Il centro. Haus Bartleby, che ha sede a Neukölln, deve il suo nome a un romanzo di Herman Melville, Bartleby lo scrivano, il cui protagonista lavora come copista presso uno studio legale di Wall Street ma ad un tratto, dopo un periodo di attività intensissima, si rifiuta di continuare la sua ottundente mansione pronunciando la celebre frase I would prefer not to, che è appunto lo slogan del Zentrum berlinese. Haus Bartleby raccoglie professionisti dei settori più disparati, tutti accomunati dalla volontà di decostruire l’assunto in base al quale carriera e successo debbano determinare il valore di una persona. Un progetto culturale che ha evidentemente intercettato un nervo scoperto della società tedesca: gli abbonamenti alla rivista del centro sono infatti in crescita costante, mentre diversi importanti quotidiani (tra cui Die Welt, Die Zeit, Huffington Post) si sono interessati alla creatura di Faßmann e Lenz, che nel frattempo ha continuato a sfornare pubblicazioni, a incassare l’appoggio di istituti importanti come il Club of Rome e la Rosa-Luxemburg Stiftung e a organizzare una serie di conferenze con filosofi ed economisti sul futuro del lavoro.
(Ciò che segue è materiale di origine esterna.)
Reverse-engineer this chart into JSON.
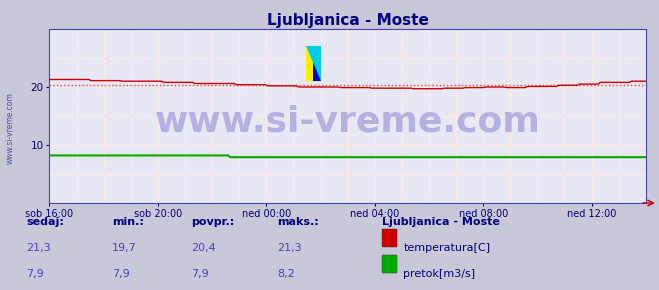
{
  "title": "Ljubljanica - Moste",
  "bg_color": "#c8c8d8",
  "plot_bg_color": "#e8e8f4",
  "title_color": "#000080",
  "grid_color_white": "#ffffff",
  "grid_color_pink": "#ffaaaa",
  "x_labels": [
    "sob 16:00",
    "sob 20:00",
    "ned 00:00",
    "ned 04:00",
    "ned 08:00",
    "ned 12:00"
  ],
  "x_ticks_norm": [
    0.0,
    0.1818,
    0.3636,
    0.5455,
    0.7273,
    0.9091
  ],
  "ylim": [
    0,
    30
  ],
  "yticks": [
    10,
    20
  ],
  "temp_color": "#cc0000",
  "flow_color": "#00aa00",
  "dashed_line_color": "#dd4444",
  "dashed_line_y": 20.4,
  "watermark_text": "www.si-vreme.com",
  "watermark_color": "#3333bb",
  "watermark_alpha": 0.3,
  "watermark_fontsize": 26,
  "ylabel_text": "www.si-vreme.com",
  "ylabel_color": "#4444aa",
  "axis_color": "#4444aa",
  "tick_color": "#000080",
  "footer_label_color": "#000080",
  "footer_value_color": "#4444cc",
  "legend_title": "Ljubljanica - Moste",
  "legend_title_color": "#000080",
  "legend_items": [
    {
      "label": "temperatura[C]",
      "color": "#cc0000"
    },
    {
      "label": "pretok[m3/s]",
      "color": "#00aa00"
    }
  ],
  "footer_headers": [
    "sedaj:",
    "min.:",
    "povpr.:",
    "maks.:"
  ],
  "footer_rows": [
    [
      "21,3",
      "19,7",
      "20,4",
      "21,3"
    ],
    [
      "7,9",
      "7,9",
      "7,9",
      "8,2"
    ]
  ],
  "logo_yellow": "#ffee00",
  "logo_cyan": "#00ccee",
  "logo_blue": "#0000cc",
  "arrow_color": "#cc0000"
}
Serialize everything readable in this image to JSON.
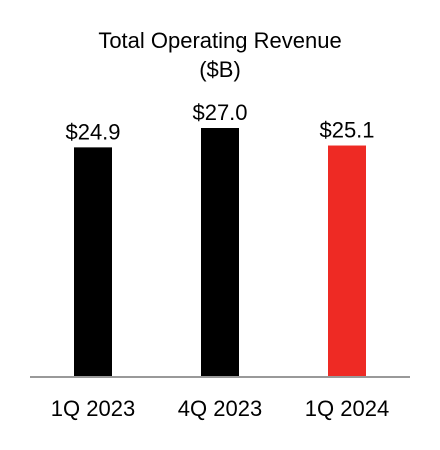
{
  "chart_data": {
    "type": "bar",
    "title": "Total Operating Revenue",
    "subtitle": "($B)",
    "categories": [
      "1Q 2023",
      "4Q 2023",
      "1Q 2024"
    ],
    "values": [
      24.9,
      27.0,
      25.1
    ],
    "data_labels": [
      "$24.9",
      "$27.0",
      "$25.1"
    ],
    "bar_colors": [
      "#000000",
      "#000000",
      "#ee2a24"
    ],
    "ylim": [
      0,
      27.0
    ],
    "grid": false,
    "legend": "none"
  }
}
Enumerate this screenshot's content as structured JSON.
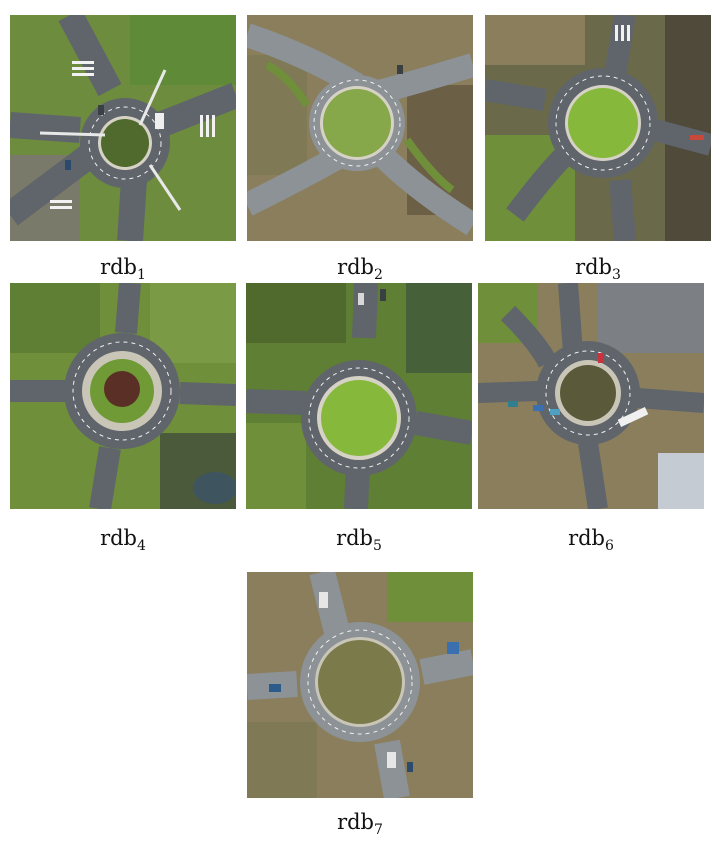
{
  "figure": {
    "panels": [
      {
        "base": "rdb",
        "sub": "1"
      },
      {
        "base": "rdb",
        "sub": "2"
      },
      {
        "base": "rdb",
        "sub": "3"
      },
      {
        "base": "rdb",
        "sub": "4"
      },
      {
        "base": "rdb",
        "sub": "5"
      },
      {
        "base": "rdb",
        "sub": "6"
      },
      {
        "base": "rdb",
        "sub": "7"
      }
    ]
  },
  "colors": {
    "grass": "#6f8f3a",
    "grass_dark": "#4f6a2c",
    "grass_bright": "#86b93b",
    "field_brown": "#8a7e5c",
    "asphalt": "#5f656b",
    "asphalt_light": "#8c9296",
    "curb": "#d6d2c6",
    "marking": "#f2f2f2",
    "island_soil": "#5a2f25"
  }
}
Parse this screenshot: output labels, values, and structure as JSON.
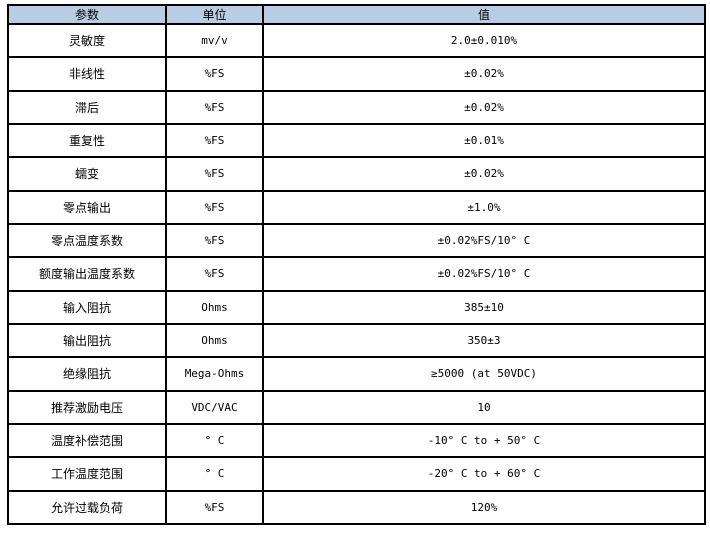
{
  "table": {
    "headers": [
      "参数",
      "单位",
      "值"
    ],
    "rows": [
      {
        "param": "灵敏度",
        "unit": "mv/v",
        "value": "2.0±0.010%"
      },
      {
        "param": "非线性",
        "unit": "%FS",
        "value": "±0.02%"
      },
      {
        "param": "滞后",
        "unit": "%FS",
        "value": "±0.02%"
      },
      {
        "param": "重复性",
        "unit": "%FS",
        "value": "±0.01%"
      },
      {
        "param": "蠕变",
        "unit": "%FS",
        "value": "±0.02%"
      },
      {
        "param": "零点输出",
        "unit": "%FS",
        "value": "±1.0%"
      },
      {
        "param": "零点温度系数",
        "unit": "%FS",
        "value": "±0.02%FS/10° C"
      },
      {
        "param": "额度输出温度系数",
        "unit": "%FS",
        "value": "±0.02%FS/10° C"
      },
      {
        "param": "输入阻抗",
        "unit": "Ohms",
        "value": "385±10"
      },
      {
        "param": "输出阻抗",
        "unit": "Ohms",
        "value": "350±3"
      },
      {
        "param": "绝缘阻抗",
        "unit": "Mega-Ohms",
        "value": "≥5000 (at 50VDC)"
      },
      {
        "param": "推荐激励电压",
        "unit": "VDC/VAC",
        "value": "10"
      },
      {
        "param": "温度补偿范围",
        "unit": "° C",
        "value": "-10° C to + 50° C"
      },
      {
        "param": "工作温度范围",
        "unit": "° C",
        "value": "-20° C to + 60° C"
      },
      {
        "param": "允许过载负荷",
        "unit": "%FS",
        "value": "120%"
      }
    ],
    "colors": {
      "header_bg": "#B8CCE4",
      "border": "#000000",
      "row_bg": "#FFFFFF"
    }
  },
  "chart_data": {
    "type": "table",
    "title": "",
    "columns": [
      "参数",
      "单位",
      "值"
    ],
    "rows": [
      [
        "灵敏度",
        "mv/v",
        "2.0±0.010%"
      ],
      [
        "非线性",
        "%FS",
        "±0.02%"
      ],
      [
        "滞后",
        "%FS",
        "±0.02%"
      ],
      [
        "重复性",
        "%FS",
        "±0.01%"
      ],
      [
        "蠕变",
        "%FS",
        "±0.02%"
      ],
      [
        "零点输出",
        "%FS",
        "±1.0%"
      ],
      [
        "零点温度系数",
        "%FS",
        "±0.02%FS/10° C"
      ],
      [
        "额度输出温度系数",
        "%FS",
        "±0.02%FS/10° C"
      ],
      [
        "输入阻抗",
        "Ohms",
        "385±10"
      ],
      [
        "输出阻抗",
        "Ohms",
        "350±3"
      ],
      [
        "绝缘阻抗",
        "Mega-Ohms",
        "≥5000 (at 50VDC)"
      ],
      [
        "推荐激励电压",
        "VDC/VAC",
        "10"
      ],
      [
        "温度补偿范围",
        "° C",
        "-10° C to + 50° C"
      ],
      [
        "工作温度范围",
        "° C",
        "-20° C to + 60° C"
      ],
      [
        "允许过载负荷",
        "%FS",
        "120%"
      ]
    ]
  }
}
Tra i simpatizzanti dell’associazione, che ormai conta una decina di membri fissi e più di quaranta collaboratori esterni, ci sono anche Dirk von Lowtzow della celebre rock band amburghese Tocotronic e l’ex ministro delle finanze greco Yanis Varoufakis, entrambi autori di un saggio nell’antologia Sag alles ab!, pubblicata nel 2015.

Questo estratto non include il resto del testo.